La HAS considère qu’il n’y pas, à ce jour, de donnée en faveur de l’administration systématique d’une dose de rappel au-delà des personnes ciblées dans cet avis. Toutefois, la HAS considère que l’administration d’une dose de rappel deviendra probablement nécessaire au cours des mois qui viennent, sans qu’il soit encore possible à ce stade de se prononcer précisément, ni sur la population cible ni sur le calendrier. La HAS sera donc amenée à revoir ses recommandations lorsque des données nouvelles le justifieront. De même, la HAS se prononcera sur la pertinence éventuelle de l’administration d’une dose de rappel chez les personnes qui ont fait une infection post-vaccinale à la lumière de données complémentaires sur ces situations spécifiques.

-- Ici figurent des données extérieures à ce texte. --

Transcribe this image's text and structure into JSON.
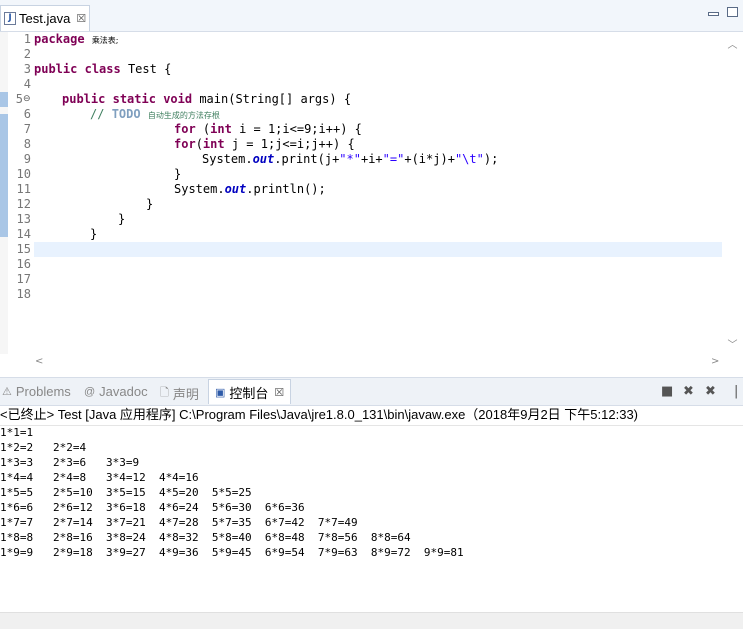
{
  "editor_tab": {
    "label": "Test.java",
    "icon": "J",
    "close": "☒"
  },
  "line_numbers": [
    "1",
    "2",
    "3",
    "4",
    "5",
    "6",
    "7",
    "8",
    "9",
    "10",
    "11",
    "12",
    "13",
    "14",
    "15",
    "16",
    "17",
    "18"
  ],
  "code": {
    "l1": {
      "kw": "package",
      "pkg": "乘法表;"
    },
    "l3": {
      "kw1": "public",
      "kw2": "class",
      "name": "Test {"
    },
    "l5": {
      "kw1": "public",
      "kw2": "static",
      "kw3": "void",
      "rest": "main(String[] args) {"
    },
    "l6": {
      "comment": "//",
      "todo": "TODO",
      "note": "自动生成的方法存根"
    },
    "l7": {
      "kw1": "for",
      "kw2": "int",
      "rest": "i = 1;i<=9;i++) {"
    },
    "l8": {
      "kw1": "for",
      "kw2": "int",
      "rest": "j = 1;j<=i;j++) {"
    },
    "l9": {
      "a": "System.",
      "field": "out",
      "b": ".print(j+",
      "s1": "\"*\"",
      "c": "+i+",
      "s2": "\"=\"",
      "d": "+(i*j)+",
      "s3": "\"\\t\"",
      "e": ");"
    },
    "l10": "}",
    "l11": {
      "a": "System.",
      "field": "out",
      "b": ".println();"
    },
    "l12": "}",
    "l13": "}",
    "l14": "}"
  },
  "view_tabs": [
    {
      "label": "Problems",
      "icon": "⚠"
    },
    {
      "label": "Javadoc",
      "icon": "@"
    },
    {
      "label": "声明",
      "icon": "🗋"
    },
    {
      "label": "控制台",
      "icon": "▣",
      "close": "☒"
    }
  ],
  "console": {
    "header": "<已终止> Test [Java 应用程序] C:\\Program Files\\Java\\jre1.8.0_131\\bin\\javaw.exe（2018年9月2日 下午5:12:33)",
    "lines": [
      "1*1=1",
      "1*2=2   2*2=4",
      "1*3=3   2*3=6   3*3=9",
      "1*4=4   2*4=8   3*4=12  4*4=16",
      "1*5=5   2*5=10  3*5=15  4*5=20  5*5=25",
      "1*6=6   2*6=12  3*6=18  4*6=24  5*6=30  6*6=36",
      "1*7=7   2*7=14  3*7=21  4*7=28  5*7=35  6*7=42  7*7=49",
      "1*8=8   2*8=16  3*8=24  4*8=32  5*8=40  6*8=48  7*8=56  8*8=64",
      "1*9=9   2*9=18  3*9=27  4*9=36  5*9=45  6*9=54  7*9=63  8*9=72  9*9=81"
    ]
  }
}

La HAS est également interrogée sur le type de vaccin à ARNm à privilégier pour la campagne de rappel. La HAS considère que, quel que soit le vaccin utilisé pour la primovaccination, un vaccin à ARNm doit être utilisé pour le rappel mais qu’il n’y a pas d’argument à ce jour pour recommander préférentiellement un vaccin par rapport à l’autre pour la dose de rappel, les deux vaccins à ARNm disponibles (Comirnaty et Spikevax) étant tous les deux très efficaces contre les formes graves de Covid-19, y compris celles liées au variant Delta. Une personne primovaccinée avec le vaccin Comirnaty pourra recevoir une dose de rappel avec le vaccin Comirnaty ou avec le vaccin Spikevax indifféremment, et inversement.

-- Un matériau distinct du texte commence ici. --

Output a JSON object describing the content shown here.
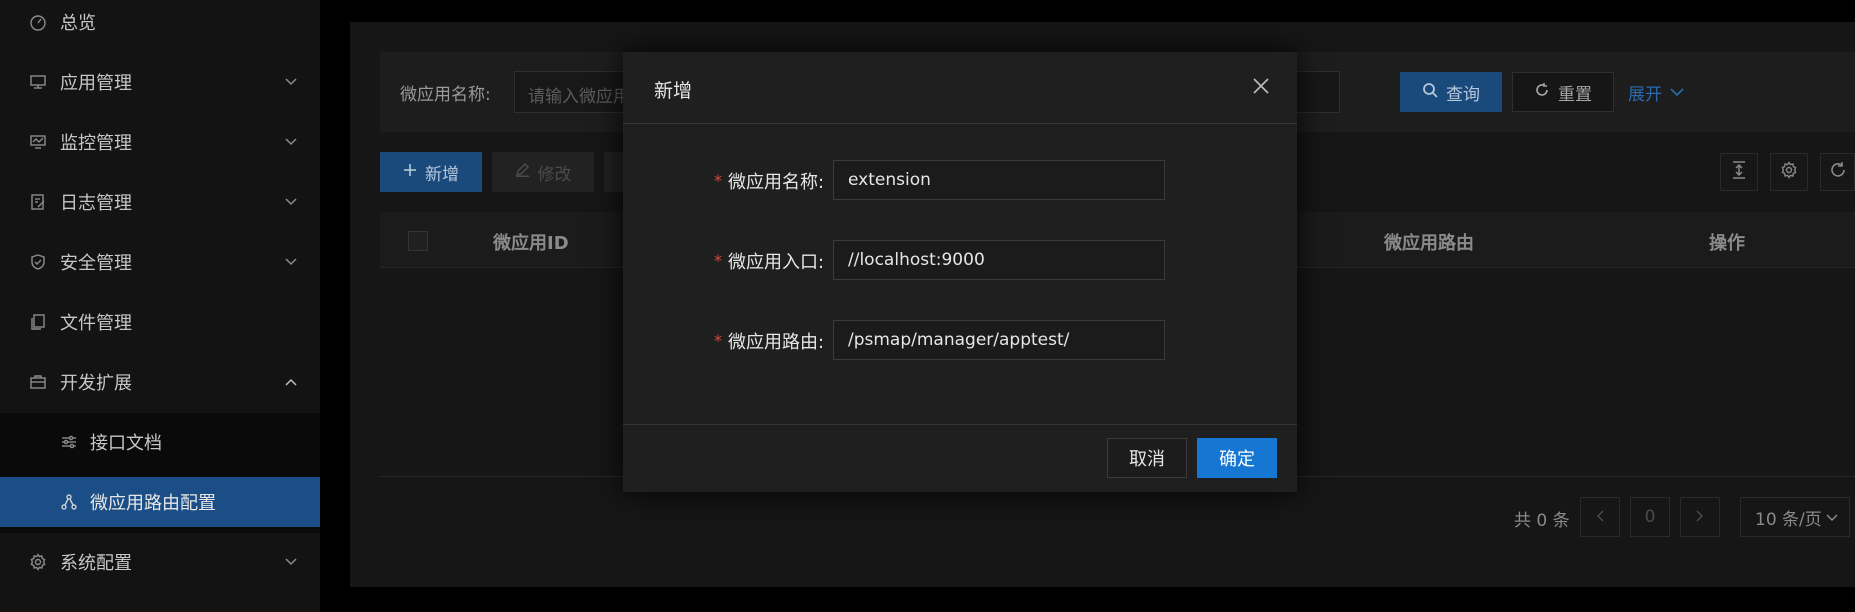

La HAS réaffirme, enfin, que la priorité pour les prochaines semaines est de tout mettre en œuvre afin d’augmenter la couverture vaccinale, en particulier dans la classe d’âge des plus de 80 ans pour laquelle la couverture vaccinale complète est encore insuffisante (79,9%) malgré leur grande vulnérabilité face à la maladie. La HAS rappelle en outre qu’une meilleure couverture vaccinale est nécessaire au niveau mondial pour endiguer la pandémie. Il est également indispensable de maintenir un haut niveau d’adhésion aux mesures barrières, y compris chez les personnes ayant reçu un schéma de vaccination complet, une baisse d’efficacité étant observée vis-à-vis du variant delta, en particulier contre l’infection et la transmission.
Ces conclusions sont établies sur la base des connaissances scientifiques actuelles et dans le contexte épidémiologique français. Elles seront donc nécessairement réexaminées à la lumière des nouvelles données à venir.